The findings fully support the court's conclusion that the deed was freely and voluntarily executed, and that the fee was reasonable. Nor is there merit in appellant's assertion of inadequacy of the evidence to support the findings. The evidence is highly conflicting, but the trial court accepted that favorable to respondent.

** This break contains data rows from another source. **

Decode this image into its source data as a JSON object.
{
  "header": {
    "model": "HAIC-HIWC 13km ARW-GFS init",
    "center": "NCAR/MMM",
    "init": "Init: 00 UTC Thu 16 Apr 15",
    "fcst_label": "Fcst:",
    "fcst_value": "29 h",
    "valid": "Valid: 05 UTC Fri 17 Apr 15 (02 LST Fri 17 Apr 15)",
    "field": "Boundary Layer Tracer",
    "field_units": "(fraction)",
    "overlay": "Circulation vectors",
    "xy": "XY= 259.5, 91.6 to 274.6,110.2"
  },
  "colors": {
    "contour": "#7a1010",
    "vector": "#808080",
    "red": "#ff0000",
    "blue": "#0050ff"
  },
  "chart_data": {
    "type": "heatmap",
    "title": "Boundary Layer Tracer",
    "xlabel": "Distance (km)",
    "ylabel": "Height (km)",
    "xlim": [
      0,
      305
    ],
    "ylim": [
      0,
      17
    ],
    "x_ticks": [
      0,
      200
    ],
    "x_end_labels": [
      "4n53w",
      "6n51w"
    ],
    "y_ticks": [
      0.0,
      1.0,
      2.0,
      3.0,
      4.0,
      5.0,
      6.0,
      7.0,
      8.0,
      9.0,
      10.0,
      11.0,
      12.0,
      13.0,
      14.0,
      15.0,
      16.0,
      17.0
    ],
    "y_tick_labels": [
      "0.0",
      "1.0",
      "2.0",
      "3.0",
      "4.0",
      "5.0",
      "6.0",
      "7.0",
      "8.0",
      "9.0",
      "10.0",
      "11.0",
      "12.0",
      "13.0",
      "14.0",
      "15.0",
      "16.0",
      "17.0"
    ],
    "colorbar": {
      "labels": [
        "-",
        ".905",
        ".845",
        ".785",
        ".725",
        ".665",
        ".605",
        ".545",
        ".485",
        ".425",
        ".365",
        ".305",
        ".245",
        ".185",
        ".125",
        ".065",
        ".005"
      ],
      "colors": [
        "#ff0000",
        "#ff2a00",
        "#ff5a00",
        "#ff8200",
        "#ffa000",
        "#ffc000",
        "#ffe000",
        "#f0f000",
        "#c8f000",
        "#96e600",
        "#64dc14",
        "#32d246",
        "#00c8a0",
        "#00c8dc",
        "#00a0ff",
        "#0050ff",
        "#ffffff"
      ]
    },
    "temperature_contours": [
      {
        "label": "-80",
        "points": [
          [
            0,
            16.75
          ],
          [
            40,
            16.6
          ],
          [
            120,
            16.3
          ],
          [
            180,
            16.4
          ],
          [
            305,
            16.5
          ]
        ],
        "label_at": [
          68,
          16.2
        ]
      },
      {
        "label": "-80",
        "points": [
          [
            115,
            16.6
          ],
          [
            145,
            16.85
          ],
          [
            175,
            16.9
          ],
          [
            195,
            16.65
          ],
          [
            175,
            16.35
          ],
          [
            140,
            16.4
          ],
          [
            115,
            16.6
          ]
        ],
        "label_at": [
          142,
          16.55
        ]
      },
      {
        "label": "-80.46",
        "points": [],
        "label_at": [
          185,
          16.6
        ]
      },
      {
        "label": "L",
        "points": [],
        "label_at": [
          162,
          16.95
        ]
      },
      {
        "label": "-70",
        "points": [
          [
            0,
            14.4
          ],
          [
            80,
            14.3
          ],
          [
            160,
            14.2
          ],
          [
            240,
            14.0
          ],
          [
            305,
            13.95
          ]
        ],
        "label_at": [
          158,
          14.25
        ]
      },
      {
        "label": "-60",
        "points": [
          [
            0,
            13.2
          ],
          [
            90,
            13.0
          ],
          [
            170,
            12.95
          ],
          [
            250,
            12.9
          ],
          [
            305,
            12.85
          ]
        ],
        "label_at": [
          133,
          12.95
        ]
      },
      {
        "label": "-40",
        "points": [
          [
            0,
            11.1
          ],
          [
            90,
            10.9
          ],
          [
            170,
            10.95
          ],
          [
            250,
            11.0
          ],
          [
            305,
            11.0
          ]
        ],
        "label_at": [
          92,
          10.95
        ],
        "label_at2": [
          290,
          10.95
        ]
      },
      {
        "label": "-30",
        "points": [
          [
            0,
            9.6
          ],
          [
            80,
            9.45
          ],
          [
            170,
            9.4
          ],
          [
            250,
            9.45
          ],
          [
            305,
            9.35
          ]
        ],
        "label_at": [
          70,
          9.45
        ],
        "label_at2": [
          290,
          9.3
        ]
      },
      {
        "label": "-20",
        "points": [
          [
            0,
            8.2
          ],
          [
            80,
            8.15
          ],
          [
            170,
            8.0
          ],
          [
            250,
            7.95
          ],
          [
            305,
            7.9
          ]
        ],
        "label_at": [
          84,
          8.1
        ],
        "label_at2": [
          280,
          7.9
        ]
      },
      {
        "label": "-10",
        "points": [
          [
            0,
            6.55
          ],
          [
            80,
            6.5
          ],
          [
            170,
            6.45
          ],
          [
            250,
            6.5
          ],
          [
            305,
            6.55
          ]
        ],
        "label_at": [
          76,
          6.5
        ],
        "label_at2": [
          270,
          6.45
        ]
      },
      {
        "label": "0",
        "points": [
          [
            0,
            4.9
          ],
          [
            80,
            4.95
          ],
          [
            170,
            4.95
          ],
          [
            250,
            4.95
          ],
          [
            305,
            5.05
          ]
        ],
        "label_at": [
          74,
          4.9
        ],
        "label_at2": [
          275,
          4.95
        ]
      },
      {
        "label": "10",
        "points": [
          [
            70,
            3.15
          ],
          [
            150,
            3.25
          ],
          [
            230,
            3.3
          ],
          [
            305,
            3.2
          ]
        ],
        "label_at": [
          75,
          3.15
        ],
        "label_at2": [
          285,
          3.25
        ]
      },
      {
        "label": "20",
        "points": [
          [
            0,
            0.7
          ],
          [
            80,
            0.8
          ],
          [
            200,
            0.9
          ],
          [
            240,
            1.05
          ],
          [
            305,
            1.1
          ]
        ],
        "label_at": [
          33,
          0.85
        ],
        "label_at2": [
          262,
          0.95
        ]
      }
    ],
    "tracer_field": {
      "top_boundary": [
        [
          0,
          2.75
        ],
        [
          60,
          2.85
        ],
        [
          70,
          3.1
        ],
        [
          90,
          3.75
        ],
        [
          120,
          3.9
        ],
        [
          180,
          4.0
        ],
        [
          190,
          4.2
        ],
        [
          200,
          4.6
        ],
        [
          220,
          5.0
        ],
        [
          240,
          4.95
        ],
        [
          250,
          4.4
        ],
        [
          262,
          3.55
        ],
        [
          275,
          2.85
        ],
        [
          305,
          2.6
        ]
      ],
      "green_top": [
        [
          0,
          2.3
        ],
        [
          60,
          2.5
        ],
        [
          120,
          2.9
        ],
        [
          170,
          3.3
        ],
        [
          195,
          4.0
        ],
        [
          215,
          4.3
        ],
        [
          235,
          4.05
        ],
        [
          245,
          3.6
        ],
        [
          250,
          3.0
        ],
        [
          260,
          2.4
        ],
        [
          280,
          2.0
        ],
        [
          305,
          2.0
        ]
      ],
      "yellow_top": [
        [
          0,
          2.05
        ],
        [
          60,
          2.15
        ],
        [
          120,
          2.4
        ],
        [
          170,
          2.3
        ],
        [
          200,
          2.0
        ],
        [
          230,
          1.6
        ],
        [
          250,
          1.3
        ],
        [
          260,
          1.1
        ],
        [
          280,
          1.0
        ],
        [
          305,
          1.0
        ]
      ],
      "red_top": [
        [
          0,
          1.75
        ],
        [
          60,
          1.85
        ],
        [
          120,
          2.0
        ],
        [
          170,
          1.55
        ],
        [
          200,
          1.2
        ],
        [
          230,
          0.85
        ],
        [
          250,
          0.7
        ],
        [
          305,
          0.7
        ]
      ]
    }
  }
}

(1) However, for reasons not advanced by either party, the remedy granted is not available to either. It is undisputed that the deed was intended to create a security interest in the property. Thus an equitable mortgage was established ( Coast Bank v. Minderhout, 61 Cal.2d 311, 313-315 [ 38 Cal.Rptr. 505, 392 P.2d 265]; Locke v. Moulton, 132 Cal. 145, 146 [ 64 P. 87]). A mortgage does not entitle the mortgagee to possession absent an express provision therefor in the mortgage (Civ. Code, § 2927). Thus the mortgagee cannot maintain an action for ejectment and the mortgagor can defend against an action for possession without paying or offering to pay the debt. ( Locke v. Moulton, 96 Cal. 21, 32 [30 P. 957].) The mortgagee's remedy is by an action to foreclose. Here, however, the statute of limitations has run upon the debt and upon that remedy (Code Civ. Proc., § 337; McMillan v. Hayward, 94 Cal. 357, 359 [29 P. 774]). Thus respondent, as a mortgagee not in possession, has no present remedy, either to quiet title or secure possession.
This barring of respondent's remedy, however, does not mean that appellant can quiet title without discharging his debt. The cloud upon his title persists until the debt is paid. ( Burns v. Hiatt, 149 Cal. 617, 620 [ 87 P. 196].) He is entitled to remain in possession, but cannot clear his title without satisfying his debt. Thus each party has foreclosed himself from remedy through the courts, appellant by failing to pay the debt his property secures, and respondent by sleeping upon his rights.
Although both parties are left without available remedy for the present, self-interest should permit disposition by agreement, or the occurrence of events inevitable with the passage of time will break the impasse.
The judgment is reversed, with direction to the trial court to enter judgment for respondent upon the complaint and for appellant upon the cross-complaint.
Brown (H.C.), J., and Devine, J, concurred.
Retired Presiding Justice of the Court of Appeal sitting under assignment by the Chairman of the Judicial Council.